German and French investors real estate investors already ahead of last year's investment volume
According to recent RCA figures analysed by Savills, German and French investors are on track to allocate more capital to real estate than last year in a number of European countries.
The international real estate adviser notes that the absence of some competitive investors from outside of Europe has allowed European investors to fill the space.
Between January and September 2020, German investors have invested more than EUR1.4 billion into Spanish commercial property, an increase of 77 per cent on last year’s total volume (EUR800 million). During the same period of time, over EUR1.89 billion was invested into the UK (compared to EUR1.9 billion for the whole of 2019) and over EUR850 million into Italian real estate (79% of last year’s total of EUR1 billion), so could well surpass both in the final quarter of the year.
Similarly, French investors have already allocated EUR2.45 billion to German and EUR326m to Irish real estate, compared to EUR2.54 billion and EUR338m in 2019, respectively. This investor group is also on track to acquire more in the United Kingdom and Italy by the end of the year, having invested EUR1.1 billion into the former and EUR1.5 billion into the latter already (compared to EUR1.2 billion for the UK and EUR1.69 billion for Italy in 2019).
Eri Mitsostergiou, Director European Research at Savills, says: “Two things stand out for me from this data.

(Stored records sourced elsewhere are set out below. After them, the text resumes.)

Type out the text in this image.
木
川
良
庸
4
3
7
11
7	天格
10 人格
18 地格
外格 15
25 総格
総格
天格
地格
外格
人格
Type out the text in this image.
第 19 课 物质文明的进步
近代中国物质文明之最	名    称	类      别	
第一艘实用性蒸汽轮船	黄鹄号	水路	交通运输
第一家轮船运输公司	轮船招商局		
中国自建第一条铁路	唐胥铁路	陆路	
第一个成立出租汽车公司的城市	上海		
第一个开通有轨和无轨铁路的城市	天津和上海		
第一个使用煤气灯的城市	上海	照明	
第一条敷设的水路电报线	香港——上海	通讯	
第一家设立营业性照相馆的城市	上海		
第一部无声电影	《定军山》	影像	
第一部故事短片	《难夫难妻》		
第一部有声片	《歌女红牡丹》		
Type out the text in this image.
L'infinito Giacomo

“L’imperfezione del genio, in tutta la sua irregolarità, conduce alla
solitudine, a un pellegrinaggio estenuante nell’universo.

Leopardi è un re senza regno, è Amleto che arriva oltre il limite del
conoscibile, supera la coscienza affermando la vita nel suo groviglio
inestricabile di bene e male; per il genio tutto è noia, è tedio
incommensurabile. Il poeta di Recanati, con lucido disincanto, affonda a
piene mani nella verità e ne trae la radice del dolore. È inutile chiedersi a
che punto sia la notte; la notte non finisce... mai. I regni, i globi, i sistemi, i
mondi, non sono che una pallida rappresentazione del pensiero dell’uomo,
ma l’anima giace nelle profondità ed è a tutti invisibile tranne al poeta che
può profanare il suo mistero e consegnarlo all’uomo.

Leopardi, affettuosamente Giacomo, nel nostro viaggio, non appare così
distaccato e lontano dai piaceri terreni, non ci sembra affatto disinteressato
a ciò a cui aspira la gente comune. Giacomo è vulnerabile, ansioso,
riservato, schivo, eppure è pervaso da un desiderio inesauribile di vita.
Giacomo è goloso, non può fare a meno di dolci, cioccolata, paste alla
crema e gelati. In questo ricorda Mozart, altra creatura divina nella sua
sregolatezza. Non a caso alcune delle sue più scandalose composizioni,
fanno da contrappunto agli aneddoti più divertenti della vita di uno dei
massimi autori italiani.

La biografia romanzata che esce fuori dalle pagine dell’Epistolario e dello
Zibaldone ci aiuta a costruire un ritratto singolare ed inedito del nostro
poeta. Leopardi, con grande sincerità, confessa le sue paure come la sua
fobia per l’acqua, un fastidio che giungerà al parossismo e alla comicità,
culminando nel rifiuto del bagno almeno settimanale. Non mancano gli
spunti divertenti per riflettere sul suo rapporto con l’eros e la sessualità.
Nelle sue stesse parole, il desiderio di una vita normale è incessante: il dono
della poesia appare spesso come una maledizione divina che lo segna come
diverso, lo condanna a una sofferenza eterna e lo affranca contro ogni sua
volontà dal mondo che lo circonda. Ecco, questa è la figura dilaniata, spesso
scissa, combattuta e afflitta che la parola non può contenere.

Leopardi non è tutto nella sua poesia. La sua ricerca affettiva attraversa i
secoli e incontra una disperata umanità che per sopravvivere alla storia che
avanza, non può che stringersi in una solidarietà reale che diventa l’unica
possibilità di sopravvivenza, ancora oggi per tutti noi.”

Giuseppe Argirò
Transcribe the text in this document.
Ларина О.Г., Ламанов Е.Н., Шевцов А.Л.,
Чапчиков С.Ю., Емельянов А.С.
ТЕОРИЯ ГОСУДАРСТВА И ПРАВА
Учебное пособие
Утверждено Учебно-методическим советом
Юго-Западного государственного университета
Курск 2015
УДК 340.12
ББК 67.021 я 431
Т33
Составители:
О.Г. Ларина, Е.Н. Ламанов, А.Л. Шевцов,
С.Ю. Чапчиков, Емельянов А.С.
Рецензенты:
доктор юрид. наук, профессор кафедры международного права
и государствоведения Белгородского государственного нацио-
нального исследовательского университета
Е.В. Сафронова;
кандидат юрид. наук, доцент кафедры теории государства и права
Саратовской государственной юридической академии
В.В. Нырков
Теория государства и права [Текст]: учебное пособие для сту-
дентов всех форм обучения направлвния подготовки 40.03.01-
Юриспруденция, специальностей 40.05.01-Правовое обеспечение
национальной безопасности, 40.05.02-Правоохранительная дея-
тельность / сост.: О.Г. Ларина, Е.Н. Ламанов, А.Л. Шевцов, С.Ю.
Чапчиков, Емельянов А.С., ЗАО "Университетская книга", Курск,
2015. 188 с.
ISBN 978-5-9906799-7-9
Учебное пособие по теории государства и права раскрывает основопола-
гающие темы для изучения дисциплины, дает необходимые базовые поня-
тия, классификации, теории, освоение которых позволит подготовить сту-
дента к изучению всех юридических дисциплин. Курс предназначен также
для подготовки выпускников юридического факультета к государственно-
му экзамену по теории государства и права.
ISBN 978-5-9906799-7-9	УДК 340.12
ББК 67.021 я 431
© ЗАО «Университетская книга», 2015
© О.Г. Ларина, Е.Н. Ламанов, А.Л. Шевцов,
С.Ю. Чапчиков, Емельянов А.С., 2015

Firstly, European real estate continues to be seen as a safe investment in times of Covid-19, in particular core offices, prime logistics and multifamily assets due to stable and long-term returns. Secondly, while they continue to invest into their home markets, both German and French investors have been diversifying their portfolio which is why their allocation to many other European countries is on the rise.”
Marcus Lemli, CEO Savills Germany and Head of Investment Europe, says: “In challenging times, it’s normal to go to markets you’re familiar with, which is why we’re seeing so much German and French capital looking at domestic and neighbouring markets again. Furthermore, the notable rise in European investor activity led by these two groups is a result of the money pouring into pension funds that needs to be reallocated in order to generate returns, with real estate benefitting.”